Under the scheme, participating banks will receive protection for a proportion of their balance sheets so that the healthier core of their commercial business can continue to lend to creditworthy businesses and households.
In exchange for protection, the bank will have to pay a participation fee and sign a legally binding agreement to lend to homeowners and businesses.
A first loss will remain with banks that sign up to the deal while the Government will protect 90 per cent of the remaining loss. The balance of the remaining loss will remain with the institutions as an additional incentive to manage the assets prudently.
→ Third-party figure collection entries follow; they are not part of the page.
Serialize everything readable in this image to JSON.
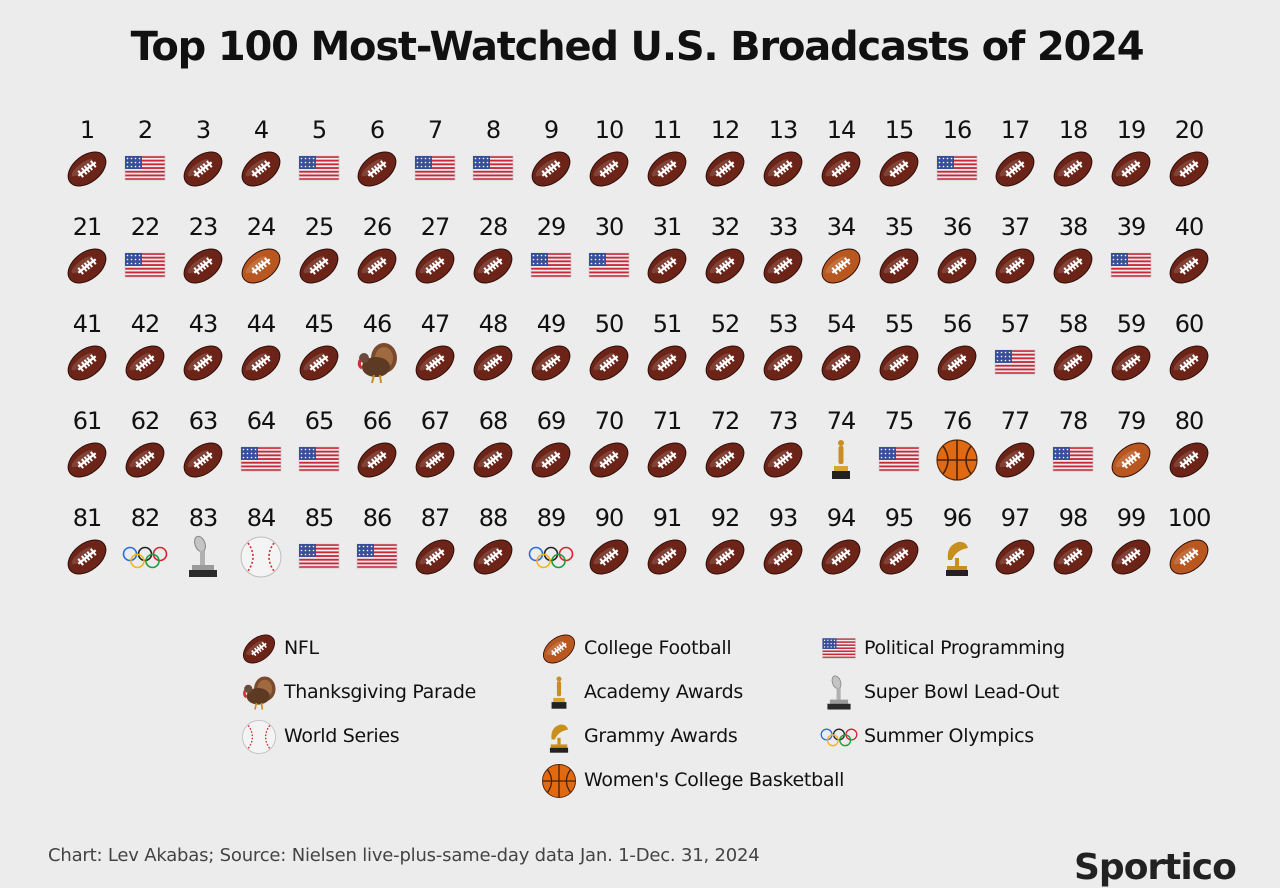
{
  "title": "Top 100 Most-Watched U.S. Broadcasts of 2024",
  "source": "Chart: Lev Akabas; Source: Nielsen live-plus-same-day data Jan. 1-Dec. 31, 2024",
  "logo": "Sportico",
  "colors": {
    "nfl": "#6b2417",
    "college_football": "#b8571f",
    "flag_red": "#c8283a",
    "flag_blue": "#3a4f9a",
    "gold": "#c98f1e",
    "basketball": "#e06a14"
  },
  "legend": [
    {
      "key": "nfl",
      "label": "NFL",
      "icon": "football-icon"
    },
    {
      "key": "college_football",
      "label": "College Football",
      "icon": "college-football-icon"
    },
    {
      "key": "political",
      "label": "Political Programming",
      "icon": "us-flag-icon"
    },
    {
      "key": "thanksgiving",
      "label": "Thanksgiving Parade",
      "icon": "turkey-icon"
    },
    {
      "key": "academy",
      "label": "Academy Awards",
      "icon": "oscar-icon"
    },
    {
      "key": "superbowl_leadout",
      "label": "Super Bowl Lead-Out",
      "icon": "trophy-icon"
    },
    {
      "key": "world_series",
      "label": "World Series",
      "icon": "baseball-icon"
    },
    {
      "key": "grammy",
      "label": "Grammy Awards",
      "icon": "grammy-icon"
    },
    {
      "key": "olympics",
      "label": "Summer Olympics",
      "icon": "olympic-rings-icon"
    },
    {
      "key": "womens_basketball",
      "label": "Women's College Basketball",
      "icon": "basketball-icon"
    }
  ],
  "chart_data": {
    "type": "table",
    "title": "Top 100 Most-Watched U.S. Broadcasts of 2024",
    "ranks": [
      1,
      2,
      3,
      4,
      5,
      6,
      7,
      8,
      9,
      10,
      11,
      12,
      13,
      14,
      15,
      16,
      17,
      18,
      19,
      20,
      21,
      22,
      23,
      24,
      25,
      26,
      27,
      28,
      29,
      30,
      31,
      32,
      33,
      34,
      35,
      36,
      37,
      38,
      39,
      40,
      41,
      42,
      43,
      44,
      45,
      46,
      47,
      48,
      49,
      50,
      51,
      52,
      53,
      54,
      55,
      56,
      57,
      58,
      59,
      60,
      61,
      62,
      63,
      64,
      65,
      66,
      67,
      68,
      69,
      70,
      71,
      72,
      73,
      74,
      75,
      76,
      77,
      78,
      79,
      80,
      81,
      82,
      83,
      84,
      85,
      86,
      87,
      88,
      89,
      90,
      91,
      92,
      93,
      94,
      95,
      96,
      97,
      98,
      99,
      100
    ],
    "categories": [
      "nfl",
      "political",
      "nfl",
      "nfl",
      "political",
      "nfl",
      "political",
      "political",
      "nfl",
      "nfl",
      "nfl",
      "nfl",
      "nfl",
      "nfl",
      "nfl",
      "political",
      "nfl",
      "nfl",
      "nfl",
      "nfl",
      "nfl",
      "political",
      "nfl",
      "college_football",
      "nfl",
      "nfl",
      "nfl",
      "nfl",
      "political",
      "political",
      "nfl",
      "nfl",
      "nfl",
      "college_football",
      "nfl",
      "nfl",
      "nfl",
      "nfl",
      "political",
      "nfl",
      "nfl",
      "nfl",
      "nfl",
      "nfl",
      "nfl",
      "thanksgiving",
      "nfl",
      "nfl",
      "nfl",
      "nfl",
      "nfl",
      "nfl",
      "nfl",
      "nfl",
      "nfl",
      "nfl",
      "political",
      "nfl",
      "nfl",
      "nfl",
      "nfl",
      "nfl",
      "nfl",
      "political",
      "political",
      "nfl",
      "nfl",
      "nfl",
      "nfl",
      "nfl",
      "nfl",
      "nfl",
      "nfl",
      "academy",
      "political",
      "womens_basketball",
      "nfl",
      "political",
      "college_football",
      "nfl",
      "nfl",
      "olympics",
      "superbowl_leadout",
      "world_series",
      "political",
      "political",
      "nfl",
      "nfl",
      "olympics",
      "nfl",
      "nfl",
      "nfl",
      "nfl",
      "nfl",
      "nfl",
      "grammy",
      "nfl",
      "nfl",
      "nfl",
      "college_football"
    ]
  }
}
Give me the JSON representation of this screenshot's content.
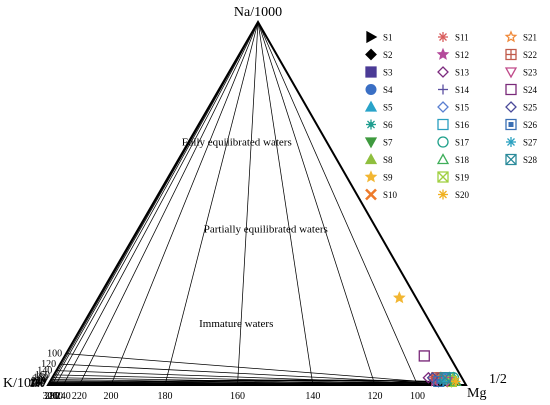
{
  "chart_data": {
    "type": "scatter",
    "subtype": "ternary",
    "corner_labels": {
      "top": "Na/1000",
      "left": "K/100",
      "right": "Mg",
      "right_superscript": "1/2"
    },
    "zone_labels": [
      {
        "text": "Fully equilibrated waters",
        "t": 0.66,
        "k": 0.22
      },
      {
        "text": "Partially equilibrated waters",
        "t": 0.42,
        "k": 0.27
      },
      {
        "text": "Immature waters",
        "t": 0.16,
        "k": 0.47
      }
    ],
    "left_edge_ticks": [
      "100",
      "120",
      "140",
      "160",
      "180",
      "200",
      "220",
      "240",
      "260",
      "280",
      "300",
      "320",
      "340"
    ],
    "bottom_edge_ticks": [
      "300",
      "280",
      "260",
      "240",
      "220",
      "200",
      "180",
      "160",
      "140",
      "120",
      "100"
    ],
    "na_k_isotherm_ticks": [
      100,
      120,
      140,
      160,
      180,
      200,
      220,
      240,
      260,
      280,
      300,
      320,
      340
    ],
    "k_mg_isotherm_ticks": [
      100,
      120,
      140,
      160,
      180,
      200,
      220,
      240,
      260,
      280,
      300
    ],
    "legend_placement": "right",
    "series": [
      {
        "name": "S1",
        "marker": "triangle-right",
        "color": "#000000",
        "filled": true,
        "t": 0.01,
        "k": 0.05
      },
      {
        "name": "S2",
        "marker": "diamond",
        "color": "#000000",
        "filled": true,
        "t": 0.01,
        "k": 0.06
      },
      {
        "name": "S3",
        "marker": "square",
        "color": "#4b3b96",
        "filled": true,
        "t": 0.02,
        "k": 0.05
      },
      {
        "name": "S4",
        "marker": "circle",
        "color": "#3a6fc4",
        "filled": true,
        "t": 0.02,
        "k": 0.04
      },
      {
        "name": "S5",
        "marker": "triangle-up",
        "color": "#29a3c9",
        "filled": true,
        "t": 0.02,
        "k": 0.03
      },
      {
        "name": "S6",
        "marker": "star-burst",
        "color": "#1f9d8f",
        "filled": true,
        "t": 0.01,
        "k": 0.04
      },
      {
        "name": "S7",
        "marker": "triangle-down",
        "color": "#3f9a3f",
        "filled": true,
        "t": 0.01,
        "k": 0.03
      },
      {
        "name": "S8",
        "marker": "triangle-up",
        "color": "#8fbf3f",
        "filled": true,
        "t": 0.02,
        "k": 0.02
      },
      {
        "name": "S9",
        "marker": "star",
        "color": "#f2b632",
        "filled": true,
        "t": 0.24,
        "k": 0.04
      },
      {
        "name": "S10",
        "marker": "x",
        "color": "#ee7a2a",
        "filled": false,
        "t": 0.02,
        "k": 0.06
      },
      {
        "name": "S11",
        "marker": "asterisk",
        "color": "#d95d5d",
        "filled": false,
        "t": 0.02,
        "k": 0.07
      },
      {
        "name": "S12",
        "marker": "star",
        "color": "#b44a9b",
        "filled": true,
        "t": 0.01,
        "k": 0.07
      },
      {
        "name": "S13",
        "marker": "diamond-open",
        "color": "#7c2a7e",
        "filled": false,
        "t": 0.02,
        "k": 0.08
      },
      {
        "name": "S14",
        "marker": "plus",
        "color": "#5a4fa0",
        "filled": false,
        "t": 0.01,
        "k": 0.05
      },
      {
        "name": "S15",
        "marker": "diamond-open",
        "color": "#5a7fd1",
        "filled": false,
        "t": 0.02,
        "k": 0.04
      },
      {
        "name": "S16",
        "marker": "square-open",
        "color": "#2a9fbf",
        "filled": false,
        "t": 0.02,
        "k": 0.03
      },
      {
        "name": "S17",
        "marker": "circle-open",
        "color": "#1fa08a",
        "filled": false,
        "t": 0.02,
        "k": 0.02
      },
      {
        "name": "S18",
        "marker": "triangle-up-open",
        "color": "#3fae5a",
        "filled": false,
        "t": 0.01,
        "k": 0.02
      },
      {
        "name": "S19",
        "marker": "square-x",
        "color": "#9fcf3f",
        "filled": false,
        "t": 0.01,
        "k": 0.03
      },
      {
        "name": "S20",
        "marker": "asterisk",
        "color": "#f0b020",
        "filled": false,
        "t": 0.01,
        "k": 0.02
      },
      {
        "name": "S21",
        "marker": "star-open",
        "color": "#f08a3a",
        "filled": false,
        "t": 0.02,
        "k": 0.05
      },
      {
        "name": "S22",
        "marker": "square-grid",
        "color": "#c05a4a",
        "filled": false,
        "t": 0.02,
        "k": 0.06
      },
      {
        "name": "S23",
        "marker": "triangle-down-open",
        "color": "#c04a8a",
        "filled": false,
        "t": 0.01,
        "k": 0.04
      },
      {
        "name": "S24",
        "marker": "square-open",
        "color": "#7a2a7a",
        "filled": false,
        "t": 0.08,
        "k": 0.06
      },
      {
        "name": "S25",
        "marker": "diamond-open",
        "color": "#4a4a9a",
        "filled": false,
        "t": 0.02,
        "k": 0.07
      },
      {
        "name": "S26",
        "marker": "square-dot",
        "color": "#3a6fb4",
        "filled": false,
        "t": 0.01,
        "k": 0.06
      },
      {
        "name": "S27",
        "marker": "asterisk",
        "color": "#2aa0c0",
        "filled": false,
        "t": 0.01,
        "k": 0.05
      },
      {
        "name": "S28",
        "marker": "square-x",
        "color": "#2a8a9a",
        "filled": false,
        "t": 0.02,
        "k": 0.04
      }
    ]
  }
}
RBS’ first loss is around £19.5bn, while £325bn of the firm’s assets will be protected under the scheme. RBS has paid a participation fee of £6.5bn to the Treasury and has committed to lending £25bn over 2009, of which £9bn will go towards mortgages and £16bn will be lent to businesses.
The Treasury has also announced it will make a capital injection of £13bn into RBS and has committed to subscribe for an additional £6bn at RBS’ option.
Participating banks will also have to develop a sustainable long-term remuneration policy, consistent with the FSA’s code of practice published in draft today, and meet the highest international standards of transparency.
Chancellor Alastair Darling is set to write to the G20 finance ministers proposing a list of key objectives and principles that all countries should follow when designing impaired asset support schemes.